Sans oublier l'historiette (pp. 384-385) du grand intellectuel faisant l'éloge d'un vin prestigieux qu'il n'avait en fait jamais goûté, mais qu'il eut ainsi l'occasion de déguster (s'agirait-il de l'auteur du livre lui-même ? ça se pourrait bien).
Sans oublier non plus sa "sublime" découverte du sublime (pp. 417-423) qui atteint effectivement à de sublimes sommets de l'autosatisfaction la plus crasse. le tout culminant avec l'hypocrite satisfaction de la découverte du tableau miraculeux et de la peinture d'Arcimboldo (pp. 459-474) qui nous vaut ces deux phrases d'un snobisme insondable
"J'ai acheté cette toile, bien que je ne sois pas acheteur d'objets d'art – sauf quelques pièces d'art africain" (p. 460)
culminant avec
"Depuis que j'ai acheté cette peinture, je la regarde moins qu'elle ne me regarde" - ben voyons !

Deuxième question : peut-on vraiment philosopher en babillant, en bavassant, en étant victime d'une véritable logorrhée verbale ? A l'évidence, la lecture de ce piètre ouvrage fournit une réponse définitivement négative. Signalons au passage une caractéristique fort drôle : l'auteur nous dit et redit à plusieurs reprises combien il apprécie les gens... qui se taisent (à commencer par le taiseux que fut son propre père) !
Ce bavardage inflationniste amène Onfray à soutenir ses assertions catégoriques en mélangeant tout et n'importe quoi, n'importe comment : les acacias se voient ainsi attribuer "plus d'intelligence collective et communautaire" que la secte nationale-socialiste d'Adolf Hitler (p. 149).
Pire encore : l'auteur mobilise plus de quinze pages de sa sagace plume (pp. 189-205) pour – apparemment – convaincre son lecteur de la sottise des thèses de Rudolf Steiner : un paragraphe suffit en règle générale, mais il s'agit surtout de nous bassiner une fois de plus avec ses dégustations de crus prestigieux, tout en se donnant l'air d'avoir l'air. Ceci nous vaut une autre démonstration parmi les plus drôles de cet ennuyeux pensum, car l'auteur reproche très exactement à sa victime tous les défauts qu'il pratique lui-même abondamment dans ce livre. Passons.
Un peu plus loin, il remet ça (pp. 277-305) avec les théories fumeuses d'un Peter Singer, promoteur et défenseur des amours zoophiles, puis avec la condamnation des corridas (pp. 306-325) : presque une cinquantaine de pages pour des paragraphes fumeux, là où dix lignes suffisaient amplement.

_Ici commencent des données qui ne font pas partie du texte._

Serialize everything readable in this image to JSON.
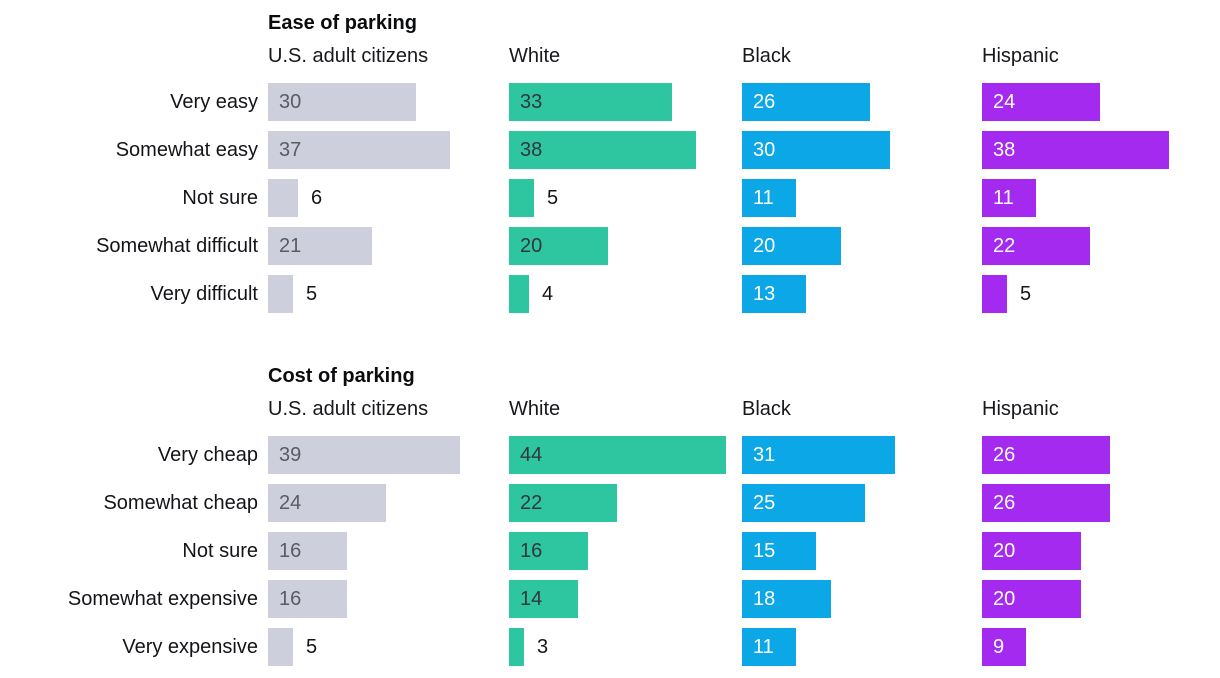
{
  "chart_data": [
    {
      "type": "bar",
      "orientation": "horizontal",
      "title": "Ease of parking",
      "categories": [
        "Very easy",
        "Somewhat easy",
        "Not sure",
        "Somewhat difficult",
        "Very difficult"
      ],
      "series": [
        {
          "name": "U.S. adult citizens",
          "color": "#cdd0dc",
          "value_text_color": "#595c63",
          "values": [
            30,
            37,
            6,
            21,
            5
          ]
        },
        {
          "name": "White",
          "color": "#2ec5a1",
          "value_text_color": "#33373c",
          "values": [
            33,
            38,
            5,
            20,
            4
          ]
        },
        {
          "name": "Black",
          "color": "#0ba7e6",
          "value_text_color": "#ffffff",
          "values": [
            26,
            30,
            11,
            20,
            13
          ]
        },
        {
          "name": "Hispanic",
          "color": "#a52af0",
          "value_text_color": "#ffffff",
          "values": [
            24,
            38,
            11,
            22,
            5
          ]
        }
      ],
      "outside_value_text_color": "#15161a",
      "value_labels": "inside-bar-or-right-of-bar",
      "legend_position": "column-headers-above-each-series",
      "grid": false,
      "axes": "none",
      "xlim": [
        0,
        48
      ]
    },
    {
      "type": "bar",
      "orientation": "horizontal",
      "title": "Cost of parking",
      "categories": [
        "Very cheap",
        "Somewhat cheap",
        "Not sure",
        "Somewhat expensive",
        "Very expensive"
      ],
      "series": [
        {
          "name": "U.S. adult citizens",
          "color": "#cdd0dc",
          "value_text_color": "#595c63",
          "values": [
            39,
            24,
            16,
            16,
            5
          ]
        },
        {
          "name": "White",
          "color": "#2ec5a1",
          "value_text_color": "#33373c",
          "values": [
            44,
            22,
            16,
            14,
            3
          ]
        },
        {
          "name": "Black",
          "color": "#0ba7e6",
          "value_text_color": "#ffffff",
          "values": [
            31,
            25,
            15,
            18,
            11
          ]
        },
        {
          "name": "Hispanic",
          "color": "#a52af0",
          "value_text_color": "#ffffff",
          "values": [
            26,
            26,
            20,
            20,
            9
          ]
        }
      ],
      "outside_value_text_color": "#15161a",
      "value_labels": "inside-bar-or-right-of-bar",
      "legend_position": "column-headers-above-each-series",
      "grid": false,
      "axes": "none",
      "xlim": [
        0,
        48
      ]
    }
  ]
}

Troisième question : est-ce que la pensée philosophique peut s'exercer en vitupérant, en éructant, en injuriant les pôvres gens porteurs d'opinions différentes ? Que penser de l'anathème jeté globalement sur l'ethnologie parce que Griaule et Leiris se comportèrent – indéniablement – en salauds lors de leurs expéditions-razzias africaines (ce que tous les intéressés savent depuis vilaine lurette est longuement rappelé pp. 212-225), si ce n'est que ces deux là ne résument pas à eux seuls toute l'ethnologie (me voilà contraint de défendre une discipline dont je ne pense pourtant pas grand chose de bon) ?
Faut-il évoquer les vociférations permanentes que l'auteur se croit obligé d'utiliser dès qu'il évoque (très, très, mais alors vraiment très souvent, à un point que ça en devient louche) ce qu'il appelle "la religion judéo-chrétienne" : il profère à chaque fois de telles âneries que même un non-croyant ne peut que s'insurger contre ce déluge d'inexactitudes, d'amalgames idiots, de sottises sans nombre.
Entre autres choses, Onfray nous refait le coup du curé Jean Meslier (p. 271-276), l'une des stars des années post-soixante-huitardes, et le coup du "Contre Celse" qui n'est qu'un des écrits mineurs d'Origène (fondateur de l'exégèse, ce qu'Onfray se garde bien de mettre en avant). Une fois de plus, l'auteur nous livre de lui-même une image involontairement fort drôle (p. 350) en nous narrant comment il découvrit par hasard (!!!), à l'aide d'une paire de jumelles (que d'audace !), que le sommet du clocher de l'église de "son" village (sic) était orné de quatre sculptures... représentant tout bonnement les symboles des quatre évangélistes : on voit par là (ce que confirment les lacunes de son inénarrable bibliographie figurant en fin de volume) qu'il ignore tout du "Pape des escargots" de Henri Vincenot, livre réellement drôle et bien écrit sur le sujet, et autrement mieux fondé que les sempiternelles et lassantes invectives à la Onfray (qui aurait ainsi pu s'épargner de barbouiller les pages 349 à 371).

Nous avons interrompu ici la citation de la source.